The above statistics are taken from the Kirk's official yearbook for 2012-13. A perusal of this very informative volume shows that the old, and absolutely crucial, aim of a church and a minister in every parish is now just a chimera. Many parishes – some of them in reality several parishes linked together into an uncomfortable amalgam – are listed with the word "vacant", meaning no minister. So although the national church has, with increasing desperation, been linking parishes, especially in rural areas, there remains an acute shortage of ministers. For secularists, this might be encouraging; for others, it is nothing short of tragic.

Meanwhile the church is bitterly divided by controversies. The issue of gay clergy happens to be the one that is actually splitting the Kirk publicly. Other divisions, less noticeable, are festering away.

The Church of Scotland has always had a fissile tendency. There have been splits and reunions, though never before against a background of strong secularism. Across Scotland, there is little general sympathy for the Kirk's plight; more a casual indifference. Just when the national church needs to be resolute, it is withering away.

In 1843 one of the great events in Scottish history took place. More than 100 ministers marched out of the General Assembly of the Church of Scotland in Edinburgh and decided to form a new church. Soon many other ministers and about 40% of the Kirk's overall membership joined them. At first these folk, many thousands of them, worshipped in fields and barns and big tents. But they showed a remarkable capacity for fundraising and building. All over Scotland, fine new churches – and manses – were built. If something similar were to happen in the next few years, and it could, then the depressed Scottish economy might receive a very considerable boost.
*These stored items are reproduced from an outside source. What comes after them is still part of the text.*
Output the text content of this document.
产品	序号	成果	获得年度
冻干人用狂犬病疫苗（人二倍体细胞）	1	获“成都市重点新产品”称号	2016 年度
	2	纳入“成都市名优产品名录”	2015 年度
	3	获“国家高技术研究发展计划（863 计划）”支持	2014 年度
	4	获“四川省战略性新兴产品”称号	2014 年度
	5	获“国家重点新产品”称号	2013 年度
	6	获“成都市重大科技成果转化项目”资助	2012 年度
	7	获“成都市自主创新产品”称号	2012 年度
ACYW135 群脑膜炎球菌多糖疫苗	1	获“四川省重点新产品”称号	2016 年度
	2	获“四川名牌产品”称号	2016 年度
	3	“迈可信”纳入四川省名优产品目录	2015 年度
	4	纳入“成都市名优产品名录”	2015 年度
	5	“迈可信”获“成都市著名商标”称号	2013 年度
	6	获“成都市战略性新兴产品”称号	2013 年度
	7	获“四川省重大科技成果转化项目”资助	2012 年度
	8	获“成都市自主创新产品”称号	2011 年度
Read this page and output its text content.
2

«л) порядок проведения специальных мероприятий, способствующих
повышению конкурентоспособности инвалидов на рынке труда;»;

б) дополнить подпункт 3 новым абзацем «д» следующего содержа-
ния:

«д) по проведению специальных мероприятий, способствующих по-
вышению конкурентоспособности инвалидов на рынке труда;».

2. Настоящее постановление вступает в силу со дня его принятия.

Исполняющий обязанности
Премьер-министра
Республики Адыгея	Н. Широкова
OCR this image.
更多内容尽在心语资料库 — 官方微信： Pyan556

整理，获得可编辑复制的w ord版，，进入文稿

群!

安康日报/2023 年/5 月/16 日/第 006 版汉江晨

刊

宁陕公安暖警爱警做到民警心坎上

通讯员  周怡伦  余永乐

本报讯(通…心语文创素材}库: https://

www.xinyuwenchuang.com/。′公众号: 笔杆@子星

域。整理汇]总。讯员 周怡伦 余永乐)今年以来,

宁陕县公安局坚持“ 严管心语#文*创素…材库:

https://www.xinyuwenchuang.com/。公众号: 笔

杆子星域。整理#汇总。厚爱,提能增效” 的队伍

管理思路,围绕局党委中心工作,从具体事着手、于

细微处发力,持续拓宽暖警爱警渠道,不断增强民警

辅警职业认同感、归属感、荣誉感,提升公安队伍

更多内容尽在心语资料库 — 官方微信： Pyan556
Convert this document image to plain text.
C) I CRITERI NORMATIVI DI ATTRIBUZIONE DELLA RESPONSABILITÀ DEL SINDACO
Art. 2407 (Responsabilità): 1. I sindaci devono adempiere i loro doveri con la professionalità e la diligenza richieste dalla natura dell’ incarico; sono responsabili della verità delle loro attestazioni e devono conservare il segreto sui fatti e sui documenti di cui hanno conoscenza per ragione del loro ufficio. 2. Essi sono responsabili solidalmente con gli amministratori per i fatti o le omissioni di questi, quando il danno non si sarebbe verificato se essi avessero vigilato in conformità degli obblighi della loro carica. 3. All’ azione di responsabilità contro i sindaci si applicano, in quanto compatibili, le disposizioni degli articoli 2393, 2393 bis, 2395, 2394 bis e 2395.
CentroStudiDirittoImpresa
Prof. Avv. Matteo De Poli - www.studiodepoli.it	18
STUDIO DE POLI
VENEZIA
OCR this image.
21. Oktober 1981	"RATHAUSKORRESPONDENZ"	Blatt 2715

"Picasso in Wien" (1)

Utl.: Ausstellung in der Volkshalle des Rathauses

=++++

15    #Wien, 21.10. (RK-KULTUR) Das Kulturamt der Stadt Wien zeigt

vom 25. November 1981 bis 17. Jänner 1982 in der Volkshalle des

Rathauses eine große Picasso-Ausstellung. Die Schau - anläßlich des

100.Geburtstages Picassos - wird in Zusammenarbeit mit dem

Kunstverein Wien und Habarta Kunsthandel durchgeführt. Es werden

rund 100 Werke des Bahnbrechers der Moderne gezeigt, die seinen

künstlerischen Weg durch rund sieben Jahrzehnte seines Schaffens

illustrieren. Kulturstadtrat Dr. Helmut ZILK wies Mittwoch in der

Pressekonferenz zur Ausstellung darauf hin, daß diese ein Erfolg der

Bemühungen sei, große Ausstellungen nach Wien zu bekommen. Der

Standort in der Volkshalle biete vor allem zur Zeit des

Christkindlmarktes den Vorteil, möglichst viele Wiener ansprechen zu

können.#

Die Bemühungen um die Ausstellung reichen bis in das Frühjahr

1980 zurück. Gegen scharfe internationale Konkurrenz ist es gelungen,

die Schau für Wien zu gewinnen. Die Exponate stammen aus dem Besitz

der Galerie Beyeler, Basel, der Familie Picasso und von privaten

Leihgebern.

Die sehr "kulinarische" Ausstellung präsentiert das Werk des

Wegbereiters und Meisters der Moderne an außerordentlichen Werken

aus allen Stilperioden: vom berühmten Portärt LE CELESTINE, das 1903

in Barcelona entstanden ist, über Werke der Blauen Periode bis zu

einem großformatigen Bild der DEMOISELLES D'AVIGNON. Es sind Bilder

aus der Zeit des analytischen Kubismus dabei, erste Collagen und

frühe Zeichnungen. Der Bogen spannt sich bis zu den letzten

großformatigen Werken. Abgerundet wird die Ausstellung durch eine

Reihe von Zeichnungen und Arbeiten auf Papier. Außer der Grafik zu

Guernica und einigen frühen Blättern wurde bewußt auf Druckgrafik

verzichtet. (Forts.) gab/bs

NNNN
The congregation of St George's Tron did not have a particularly high income. But some evangelical congregations that might be expected to split fairly soon from the mother church are very wealthy indeed, with many generous members.

Twelve years ago I was commissioned by the then moderator of the Church of Scotland, Dr Andrew McClellan, to write a candid book about the condition, situation and prospects of the national church. I concluded that a schism was a distinct possibility but not a probability. My ideas were predicated on the notion that the Kirk should remain our national church. Now I'm certain that a schism is imminent. The best way to prevent it would be if the Kirk, graciously, realistically and carefully, dissolved itself. In its place would be a loose federation of congregations of like-minded people.

Even now, many individual congregations are thriving. They play a vital role in their communities and maintain a relevant, active Christianity in a very secular environment. Crucially, they succeed as individual congregations, rather than small constituent parts of a failing national institution that is beset with irrelevant legalism and bureaucracy.

And that's the irony: at local level, in many areas of our towns and cities and even in parts of our deepest countryside, Presbyterian Christianity is alive and very well. The belief and the commitment are there: it's the structure that's failing.